WASHINGTON, D.C. — A federal judge July 26 dismissed a $250 million lawsuit against The Washington Post by a Kentucky Catholic high school student, ruling the newspaper’s articles and tweets about the student’s actions after the annual March for Life in January were protected by the First Amendment.

Nick Sandmann, a student at Covington Catholic High School in Park Hills, Kentucky, sued the newspaper five months ago, claiming its coverage of what transpired at the Lincoln Memorial Jan. 18 — when Sandmann, wearing a “Make America Great Again” hat smiled just inches away from Nathan Phillips, a Native American leader, as he chanted and beat a drum — was biased.

The suit claimed there were “no less than six false and defamatory articles” in the newspaper about the encounter, which had gone viral almost immediately.

In his 36-page ruling, U.S. District Judge William Bertelsman examined each of the 33 statements in question and found none of them to be defamatory and the vast majority to be quoting opinion, which is protected free speech.

“The statements that Sandmann challenges constitute protected opinions that may not form the basis for a defamation claim,” he wrote.

The student, then a junior, claimed in the lawsuit that a Jan. 19 article of The Washington Post indicated that he “assaulted” or “physically intimidated” Phillips and also had “engaged in racist conduct” and jeers.

“This is not supported by the plain language in the article, which states no such thing,” the judge wrote. He also stressed that many of the statements in the articles referred to the group of students, not to Sandmann specifically.

By quoting Phillip’s account of what occurred that day, the newspaper may have been inaccurate, Bertelsman said, but to be sued for libel, the Post‘s reporting had to be both false and defamatory.

The judge also looked at both sides of the Jan. 18 incident and said even if Sandmann’s intent during the incident that day was to “calm the situation and not impede or block anyone,” he pointed out that “Phillips did not see it that way.” The judge wrote that Phillips told the Post he felt he was being “blocked” and not allowed to “retreat.”

His observations may have been erroneous, the judge wrote, but he said they are opinions “protected by the First Amendment. And the Post is not liable for publishing these opinions.”

Sandmann’s parents said they would appeal the ruling, The Washington Post reported July 26. In a statement, the student’s father, Ted, said: “I believe fighting for justice for my son and family is of vital national importance. If what was done to Nicholas is not legally actionable, then no one is safe.”

Sandmann’s lawsuit went through every detail of what happened Jan. 18 when the students who had attended the March for Life were waiting for their buses to go home.

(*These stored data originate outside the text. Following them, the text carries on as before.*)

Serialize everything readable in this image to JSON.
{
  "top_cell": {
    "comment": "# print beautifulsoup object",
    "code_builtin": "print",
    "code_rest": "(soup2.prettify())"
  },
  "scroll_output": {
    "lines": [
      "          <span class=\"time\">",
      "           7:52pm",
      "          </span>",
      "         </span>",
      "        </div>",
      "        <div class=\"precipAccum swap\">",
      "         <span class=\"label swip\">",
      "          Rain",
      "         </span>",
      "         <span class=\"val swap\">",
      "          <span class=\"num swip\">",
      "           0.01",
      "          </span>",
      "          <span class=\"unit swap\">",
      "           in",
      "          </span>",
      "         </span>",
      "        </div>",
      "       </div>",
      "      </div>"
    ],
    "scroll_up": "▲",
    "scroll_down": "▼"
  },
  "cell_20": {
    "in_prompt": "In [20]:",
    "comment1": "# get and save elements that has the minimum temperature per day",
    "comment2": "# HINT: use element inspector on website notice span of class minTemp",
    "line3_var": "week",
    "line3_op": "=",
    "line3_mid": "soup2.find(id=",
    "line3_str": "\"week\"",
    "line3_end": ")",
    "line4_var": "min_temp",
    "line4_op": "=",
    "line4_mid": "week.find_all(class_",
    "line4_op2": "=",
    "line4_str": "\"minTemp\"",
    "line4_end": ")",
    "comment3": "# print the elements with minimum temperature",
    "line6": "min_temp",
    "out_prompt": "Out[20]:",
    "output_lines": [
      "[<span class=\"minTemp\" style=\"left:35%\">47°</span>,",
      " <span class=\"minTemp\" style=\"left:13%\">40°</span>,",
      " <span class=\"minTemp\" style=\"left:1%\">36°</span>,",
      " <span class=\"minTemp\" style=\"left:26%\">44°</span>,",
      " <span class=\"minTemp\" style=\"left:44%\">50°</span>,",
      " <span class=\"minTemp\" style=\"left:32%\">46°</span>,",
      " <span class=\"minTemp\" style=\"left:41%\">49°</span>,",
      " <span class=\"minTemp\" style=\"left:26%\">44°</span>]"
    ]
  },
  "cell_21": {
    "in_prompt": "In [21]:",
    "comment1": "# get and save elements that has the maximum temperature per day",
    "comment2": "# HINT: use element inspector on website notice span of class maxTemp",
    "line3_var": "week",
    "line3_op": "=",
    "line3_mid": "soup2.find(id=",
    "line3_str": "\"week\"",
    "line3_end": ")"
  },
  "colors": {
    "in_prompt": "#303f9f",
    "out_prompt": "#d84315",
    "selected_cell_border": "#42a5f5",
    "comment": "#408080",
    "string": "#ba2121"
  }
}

On Jan. 19, clips from a video that went viral almost immediately, showed these students surrounding Phillips while appearing to be mocking him. The clip caused immediate outrage, particularly on social media. But by the next day, extended footage of how the situation unfolded revealed that another group had taunted the students and some responded back. Phillips said he had had walked over to the students and the group as an intervention.

After the initial video went viral, Sandmann said in a statement that he had “received physical and death threats via social media, as well as hateful insults.”

Sandmann’s school and the Diocese of Covington initially condemned the students’ behavior but then backed down as more information came forth and they called for a third-party investigation into the situation.

The conclusion of that report, released by the Covington Diocese Feb. 13, found no evidence that the students had issued “offensive or racist statements” that they had been accused of doing.

In a letter to parents of Covington Catholic High School, Bishop Roger J. Foys of Covington said his hope that the investigation would “exonerate our students so that they can move forward with their lives has been realized.”

In its motion to dismiss the libel suit against them, The Washington Post stood by its original stories, saying they did not impugn Sandmann’s reputation.

The day the ruling was issued dismissing the case, the Post quoted its director of communications, Shani George, as saying: “From our first story on this incident to our last, we sought to report fairly and accurately the facts that could be established from available evidence, the perspectives of all of the participants, and the comments of the responsible church and school officials.”

“We are pleased that the case has been dismissed,” she added.